One afternoon, after class, he went for a drink with his students in a small, insalubrious restaurant called La Estrella China. It was near the university and the students went there because the booze was cheap enough for them to get drunk without spending the whole of their allowance. Professor Coll ordered a whisky. After two hours, and feeling less sober and in a more confiding mood, he confessed that he himself was a hostage to Vesalius Syndrome. That’s what he called it. He found the story terrifying. He couldn’t understand how humanity could have punished one of its most outstanding geniuses like that. “Vesalius was almost another Da Vinci,” he said. Andrés Miranda drank in every word, full of surprise and admiration. Before taking his leave, Professor Coll looked at them with a kind of melancholy pity.
“All it proves,” he said, “is that the birth of medicine is irremediably bound up with the birth of negligence. They are two inseparable practices, living side by side. Prepare yourselves.”

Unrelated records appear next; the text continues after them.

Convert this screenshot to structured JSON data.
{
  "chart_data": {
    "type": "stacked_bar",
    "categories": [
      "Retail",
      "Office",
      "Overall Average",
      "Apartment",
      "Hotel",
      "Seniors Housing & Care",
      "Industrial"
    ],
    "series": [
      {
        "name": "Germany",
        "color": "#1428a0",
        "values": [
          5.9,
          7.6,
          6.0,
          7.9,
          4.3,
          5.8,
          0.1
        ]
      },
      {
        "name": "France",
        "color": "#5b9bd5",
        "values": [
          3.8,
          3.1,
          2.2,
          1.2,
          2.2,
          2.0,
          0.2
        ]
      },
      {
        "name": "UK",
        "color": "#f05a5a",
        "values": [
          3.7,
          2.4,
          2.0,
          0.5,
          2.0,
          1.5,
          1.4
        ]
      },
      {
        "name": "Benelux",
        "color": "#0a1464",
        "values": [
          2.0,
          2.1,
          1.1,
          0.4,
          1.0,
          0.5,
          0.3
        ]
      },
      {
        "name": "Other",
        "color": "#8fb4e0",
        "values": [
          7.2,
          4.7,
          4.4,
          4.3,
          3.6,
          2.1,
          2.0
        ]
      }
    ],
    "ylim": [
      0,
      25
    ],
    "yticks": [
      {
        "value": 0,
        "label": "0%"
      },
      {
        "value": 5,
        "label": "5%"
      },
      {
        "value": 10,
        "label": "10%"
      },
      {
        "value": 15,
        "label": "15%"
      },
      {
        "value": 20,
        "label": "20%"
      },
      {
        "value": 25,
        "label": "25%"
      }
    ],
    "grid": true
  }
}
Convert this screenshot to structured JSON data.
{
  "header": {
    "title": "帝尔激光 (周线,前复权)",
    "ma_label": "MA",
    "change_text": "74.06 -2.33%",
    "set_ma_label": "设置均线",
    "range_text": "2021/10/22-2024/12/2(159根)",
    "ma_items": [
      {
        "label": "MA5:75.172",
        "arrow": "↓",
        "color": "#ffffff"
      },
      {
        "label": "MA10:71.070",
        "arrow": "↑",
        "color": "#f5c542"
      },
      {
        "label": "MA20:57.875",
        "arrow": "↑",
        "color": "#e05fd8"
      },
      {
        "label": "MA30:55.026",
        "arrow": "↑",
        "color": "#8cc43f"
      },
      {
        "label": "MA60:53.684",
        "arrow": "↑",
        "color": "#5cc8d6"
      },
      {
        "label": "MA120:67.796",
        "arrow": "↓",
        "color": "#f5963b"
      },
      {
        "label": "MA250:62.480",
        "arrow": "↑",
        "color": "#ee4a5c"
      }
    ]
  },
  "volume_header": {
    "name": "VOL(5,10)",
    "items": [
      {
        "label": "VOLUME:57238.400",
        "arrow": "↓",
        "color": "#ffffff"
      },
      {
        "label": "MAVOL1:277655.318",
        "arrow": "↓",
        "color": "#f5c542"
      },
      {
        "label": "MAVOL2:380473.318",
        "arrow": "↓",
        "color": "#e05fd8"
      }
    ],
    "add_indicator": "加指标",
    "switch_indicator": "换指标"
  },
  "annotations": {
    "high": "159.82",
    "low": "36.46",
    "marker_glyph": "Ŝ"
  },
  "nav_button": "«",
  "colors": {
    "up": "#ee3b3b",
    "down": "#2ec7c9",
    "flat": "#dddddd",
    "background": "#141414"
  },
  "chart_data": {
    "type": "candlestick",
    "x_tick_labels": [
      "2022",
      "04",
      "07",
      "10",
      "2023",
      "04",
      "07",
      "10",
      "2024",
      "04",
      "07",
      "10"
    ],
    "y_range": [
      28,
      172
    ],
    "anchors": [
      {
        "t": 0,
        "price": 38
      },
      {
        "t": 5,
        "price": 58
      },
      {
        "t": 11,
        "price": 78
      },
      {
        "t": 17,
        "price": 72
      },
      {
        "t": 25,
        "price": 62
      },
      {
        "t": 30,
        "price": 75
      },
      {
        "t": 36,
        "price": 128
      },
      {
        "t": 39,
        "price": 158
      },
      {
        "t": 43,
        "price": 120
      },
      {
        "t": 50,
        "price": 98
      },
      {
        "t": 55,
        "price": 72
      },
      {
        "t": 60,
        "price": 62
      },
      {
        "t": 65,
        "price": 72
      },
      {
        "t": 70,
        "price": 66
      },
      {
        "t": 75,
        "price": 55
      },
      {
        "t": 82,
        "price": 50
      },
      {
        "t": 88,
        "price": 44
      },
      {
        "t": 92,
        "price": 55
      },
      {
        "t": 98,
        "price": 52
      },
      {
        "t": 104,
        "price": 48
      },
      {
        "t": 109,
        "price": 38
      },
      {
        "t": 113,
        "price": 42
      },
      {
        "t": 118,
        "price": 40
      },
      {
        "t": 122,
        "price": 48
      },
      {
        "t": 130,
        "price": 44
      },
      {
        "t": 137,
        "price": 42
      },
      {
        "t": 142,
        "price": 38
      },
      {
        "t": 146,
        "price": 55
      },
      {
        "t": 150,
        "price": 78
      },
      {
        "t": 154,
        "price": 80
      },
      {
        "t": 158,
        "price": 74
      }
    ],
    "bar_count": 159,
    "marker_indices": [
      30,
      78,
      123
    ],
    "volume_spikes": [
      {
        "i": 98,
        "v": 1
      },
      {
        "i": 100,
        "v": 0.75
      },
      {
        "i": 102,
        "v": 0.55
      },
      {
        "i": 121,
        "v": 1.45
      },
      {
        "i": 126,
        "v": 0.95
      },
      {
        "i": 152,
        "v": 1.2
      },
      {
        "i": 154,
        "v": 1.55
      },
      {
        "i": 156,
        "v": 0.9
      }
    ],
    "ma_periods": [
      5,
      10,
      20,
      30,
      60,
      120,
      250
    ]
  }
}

At first, she counted them one by one: she got as far as nine. She could stand it no longer. Ever since the morning of that brief and terrible letter in which Ernesto Durán begged for help, nine days had passed and she had done nothing. There was nothing she could do. She couldn’t phone Durán, nor could she tell Dr. Miranda what had happened. She’d been left locked up alone with her anxiety. Then more days passed; she didn’t count them this time, but there were a lot. Too many. Ernesto Durán never wrote again. Nor did he phone. Each morning, though, she repeated the same ritual and rather longingly looked for a letter from him in Dr. Miranda’s inbox. Nothing. The last she’d heard from him was that brief message, that cry for help, giving his phone number. Sometimes she’s assailed by the image of that e-mail and then she can see Ernesto Durán lying on his bed, very pale, mouth half-open, his breathing labored. He hasn’t shaved for days. He looks feebly upward, as if his eyes barely had the strength to see as far as the ceiling. The bed is filthy. There are pools of vomit. The image is filled with the stench of shit and urine. She’s also imagined him lying on the floor of his apartment, as if he’d managed to drag himself a few yards before fainting. He’s naked. He’s been dead for two days. His skin is turning dark, almost violet in color. His mouth is open. An insect buzzes and dances, like a tiny vulture, over the awful stillness of his corpse.
Ernesto has slipped into her nights as well. At two in the morning, Karina starts fearfully awake: in her dream world, Ernesto Durán is holding a knife with which he’s cutting his femoral artery. The blood spurts out and spatters the whole dream.